Use `fsspec` to explore an S3 "requester pays" bucket like a filesystem.  We don't actually pay anything here since the USGS Pangeo and the data being read here live in the same AWS region (us-west-2)

In [None]:
fs = fsspec.filesystem('s3', anon=False, requester_pays=True)

In [None]:
# return all the COGS for a given year
def get_tifs(year):
    files = fs.ls(f'dev-et-data/test/compressed/NDVI_filled/{year}')
    return [f for f in files if f.endswith('tif')]

Create a Dask cluster.  We can run KubeCluster on pangeo, but for rasterio to be able to read from "requester pays" buckets we need to set an environment variable and pass it to the workers also. 

In [None]:
os.environ["AWS_REQUEST_PAYER"] = "requester" 
##cluster = KubeCluster(n_workers=8, env={'AWS_REQUEST_PAYER': 'requester'})
#client = Client(cluster)

In [None]:
#cluster.close()
# local client
client = Client()

In [None]:
client

In [None]:
(512*512*4)*(10)/1e6

Create a delayed function to return an xarray dataarray from a tif filename

In [None]:
@dask.delayed
def tif_to_da(tif):
    return xr.open_rasterio('s3://'+tif, chunks={'band':1, 'x':512, 'y':512})

Create data array for first 30 yeardays of a given year (just reading metadata)

In [None]:
%%time
tifs = get_tifs(2001)
lazy_da =[tif_to_da(tif) for tif in tifs[:180]]
dalist = dask.compute(*lazy_da)
da = xr.concat(dalist, dim='band')
da = da.rename({'band':'yearday'})

In [None]:
da

Assign values to the coordinates

In [None]:
da = da.assign_coords(yearday=range(0,180))

In [None]:
da

In [None]:
ds = da.to_dataset(name='ndvi')

In [None]:
ds = ds.isel(x=slice(20480,20480+1024), y=slice(1024,2048))

In [None]:
ds

In [None]:
%%time
ds.ndvi[:,0,0].load().hvplot(grid=True)

In [None]:
ds = ds.chunk(chunks={'yearday':10, 'x':512, 'y':512})

In [None]:
ds.ndvi.encoding

In [None]:
ds.ndvi.encoding = {'chunks': (10,512,512)}

In [None]:
print(ds.ndvi[0,0,0].load().values)

In [None]:
# Write data to zarr using my "s3" aws credentionals profile

d = fsspec.get_mapper('s3://chs-pangeo-data-bucket/rsignell/zarr/zarr_test', 
                                    anon=False, profile='s3')
ds.load().to_zarr(store=d, mode='w', consolidated=True)

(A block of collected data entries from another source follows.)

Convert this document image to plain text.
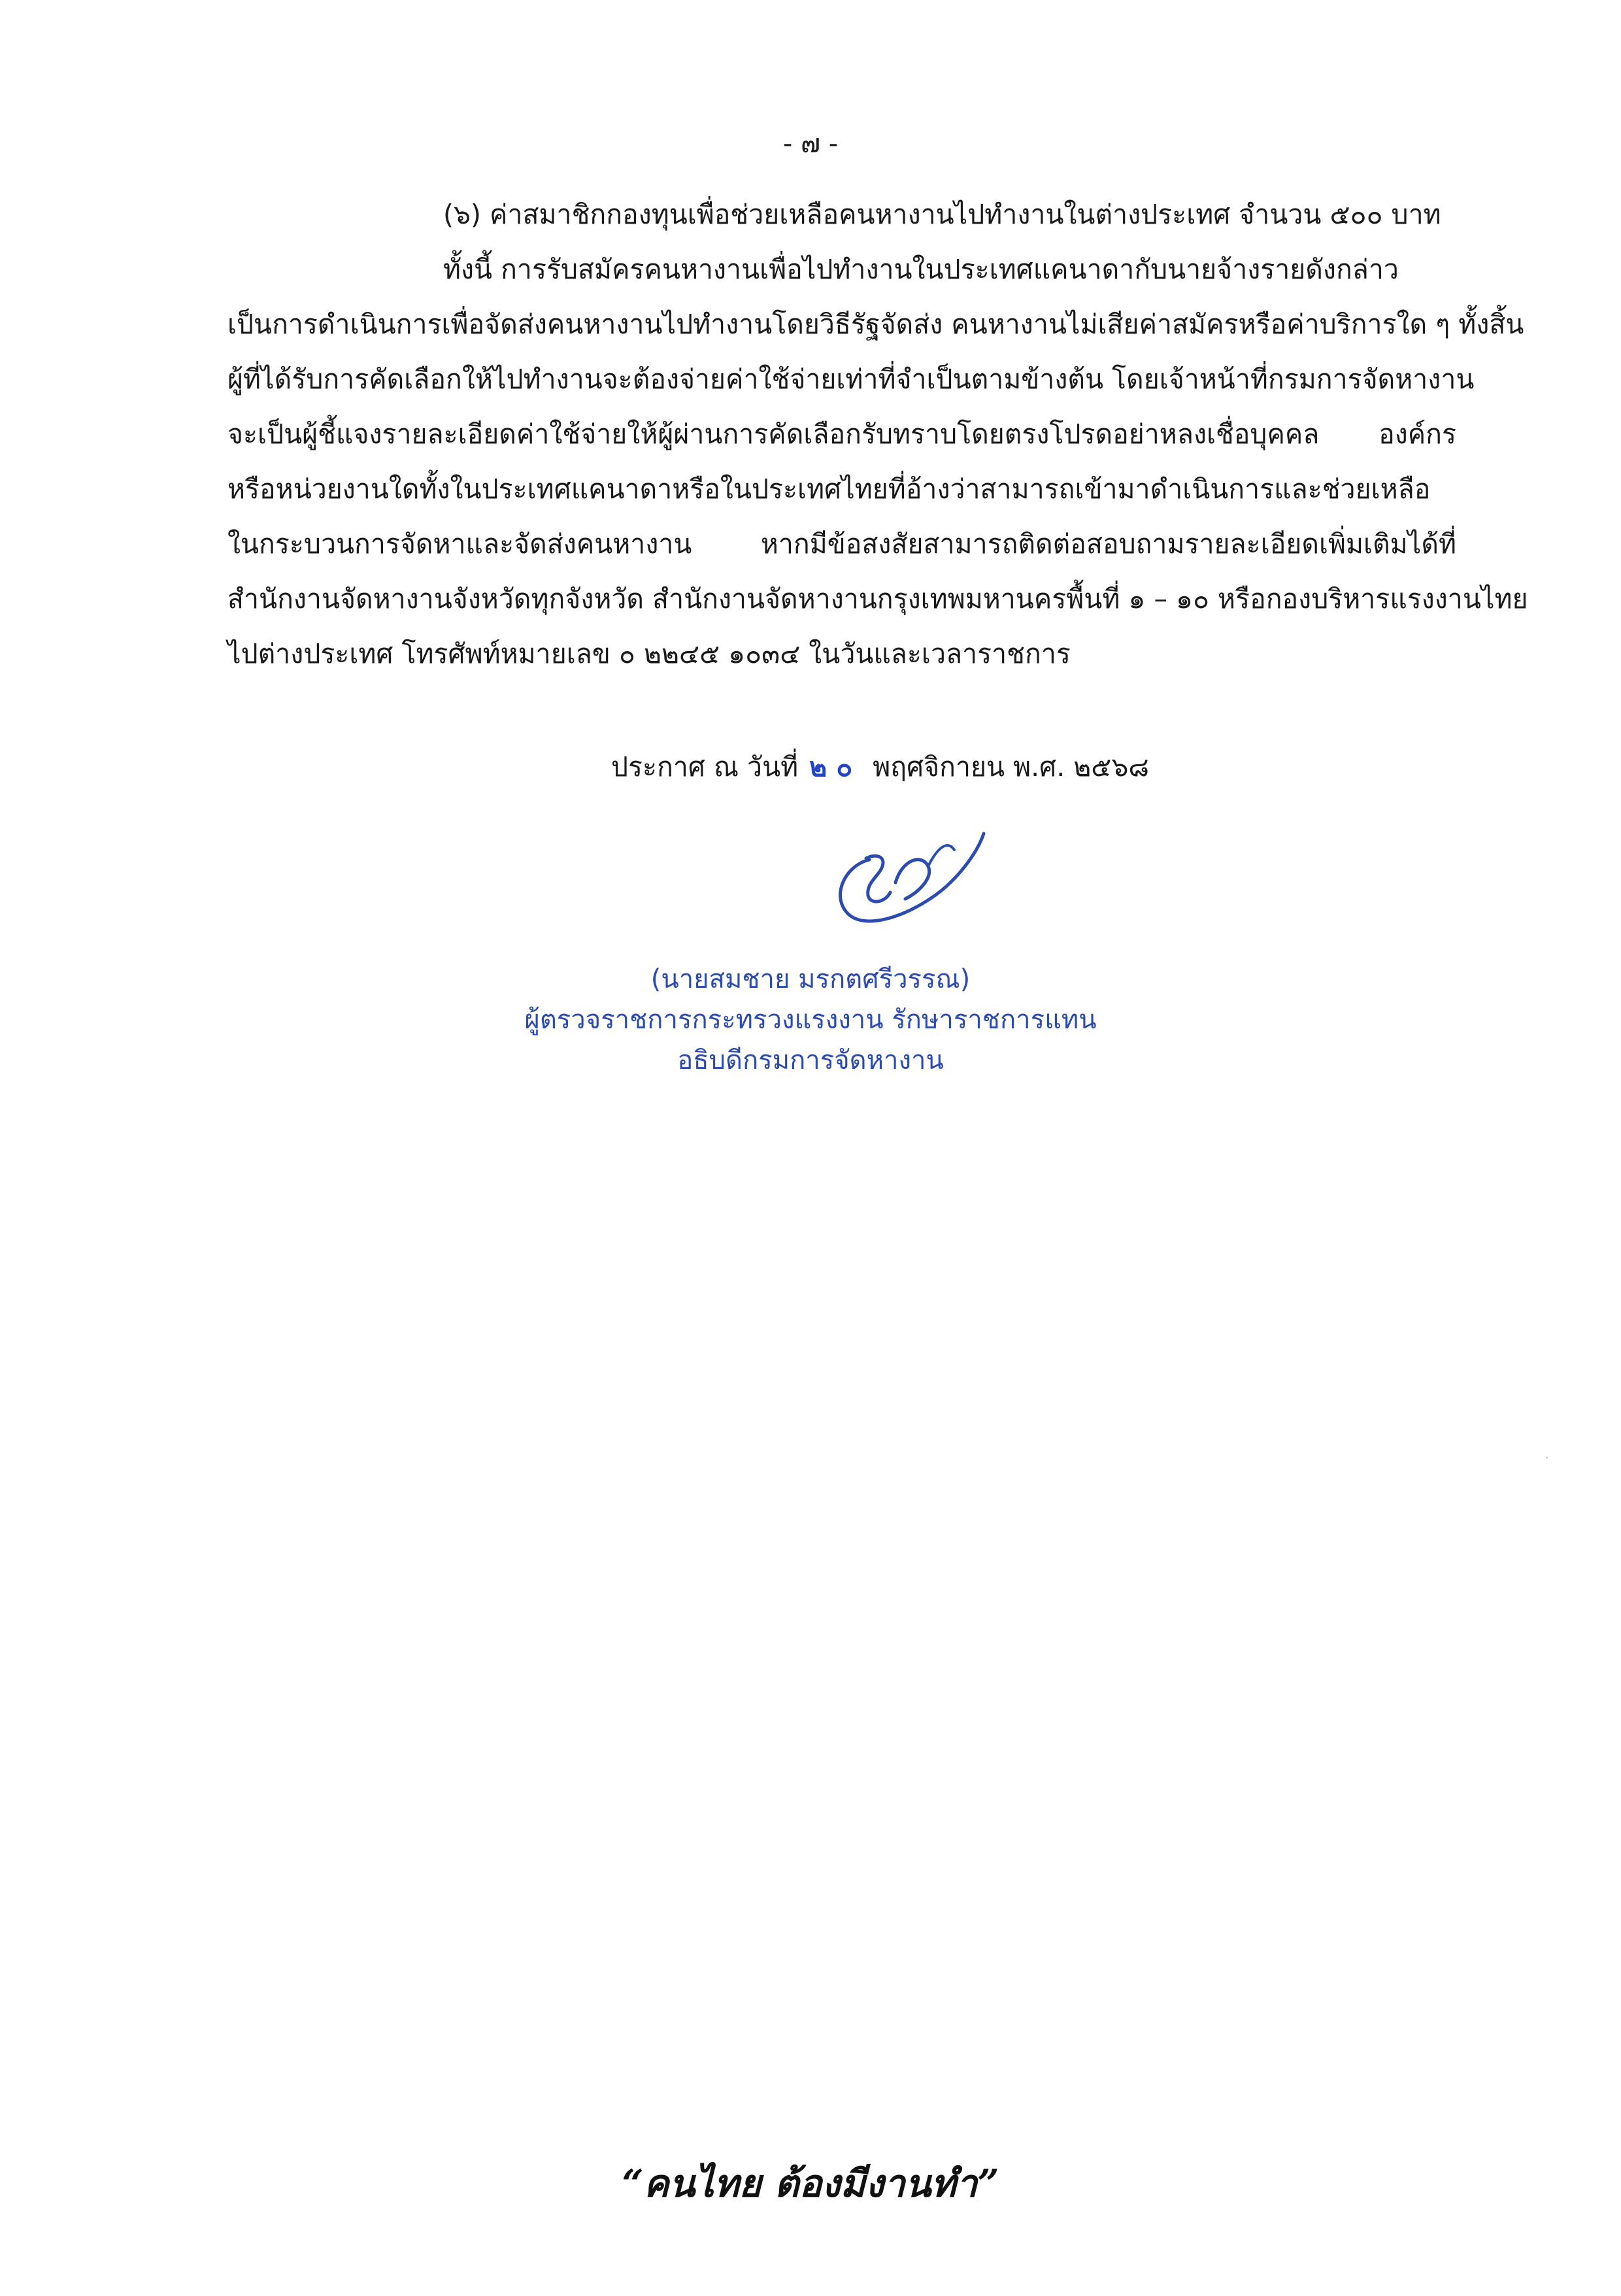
- ๗ -
(๖) ค่าสมาชิกกองทุนเพื่อช่วยเหลือคนหางานไปทำงานในต่างประเทศ จำนวน ๕๐๐ บาท
ทั้งนี้ การรับสมัครคนหางานเพื่อไปทำงานในประเทศแคนาดากับนายจ้างรายดังกล่าว
เป็นการดำเนินการเพื่อจัดส่งคนหางานไปทำงานโดยวิธีรัฐจัดส่ง คนหางานไม่เสียค่าสมัครหรือค่าบริการใด ๆ ทั้งสิ้น
ผู้ที่ได้รับการคัดเลือกให้ไปทำงานจะต้องจ่ายค่าใช้จ่ายเท่าที่จำเป็นตามข้างต้น โดยเจ้าหน้าที่กรมการจัดหางาน
จะเป็นผู้ชี้แจงรายละเอียดค่าใช้จ่ายให้ผู้ผ่านการคัดเลือกรับทราบโดยตรงโปรดอย่าหลงเชื่อบุคคล องค์กร
หรือหน่วยงานใดทั้งในประเทศแคนาดาหรือในประเทศไทยที่อ้างว่าสามารถเข้ามาดำเนินการและช่วยเหลือ
ในกระบวนการจัดหาและจัดส่งคนหางาน หากมีข้อสงสัยสามารถติดต่อสอบถามรายละเอียดเพิ่มเติมได้ที่
สำนักงานจัดหางานจังหวัดทุกจังหวัด สำนักงานจัดหางานกรุงเทพมหานครพื้นที่ ๑ – ๑๐ หรือกองบริหารแรงงานไทย
ไปต่างประเทศ โทรศัพท์หมายเลข ๐ ๒๒๔๕ ๑๐๓๔ ในวันและเวลาราชการ
ประกาศ ณ วันที่ ๒๐ พฤศจิกายน พ.ศ. ๒๕๖๘
(นายสมชาย มรกตศรีวรรณ)
ผู้ตรวจราชการกระทรวงแรงงาน รักษาราชการแทน
อธิบดีกรมการจัดหางาน
“คนไทย ต้องมีงานทำ”
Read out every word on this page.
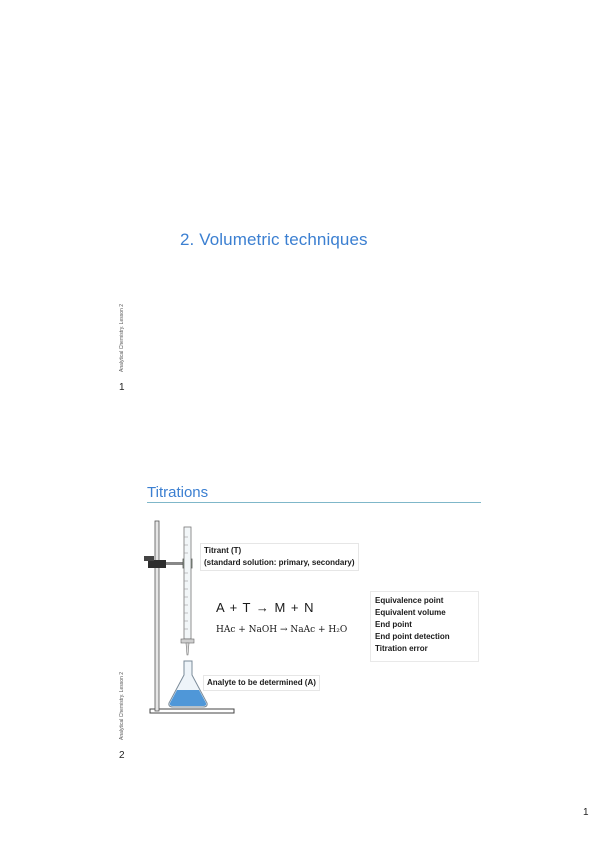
2. Volumetric techniques
Analytical Chemistry. Lesson 2
1
Titrations
Titrant (T)
(standard solution: primary, secondary)
A + T → M + N
HAc + NaOH → NaAc + H₂O
Analyte to be determined (A)
Equivalence point
Equivalent volume
End point
End point detection
Titration error
Analytical Chemistry. Lesson 2
2
1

##  open and read rechunked zarr data

In [None]:
dszs3 = xr.open_zarr(fsspec.get_mapper('s3://chs-pangeo-data-bucket/rsignell/zarr/zarr_test', 
                                    anon=False, profile='s3'))

In [None]:
%%time
dszs3.ndvi[:,0,0].load().hvplot(grid=True)

### Bottom Line: for this test and this toolset, it's 20 times faster reading the rechunked zarr compared to original COGS!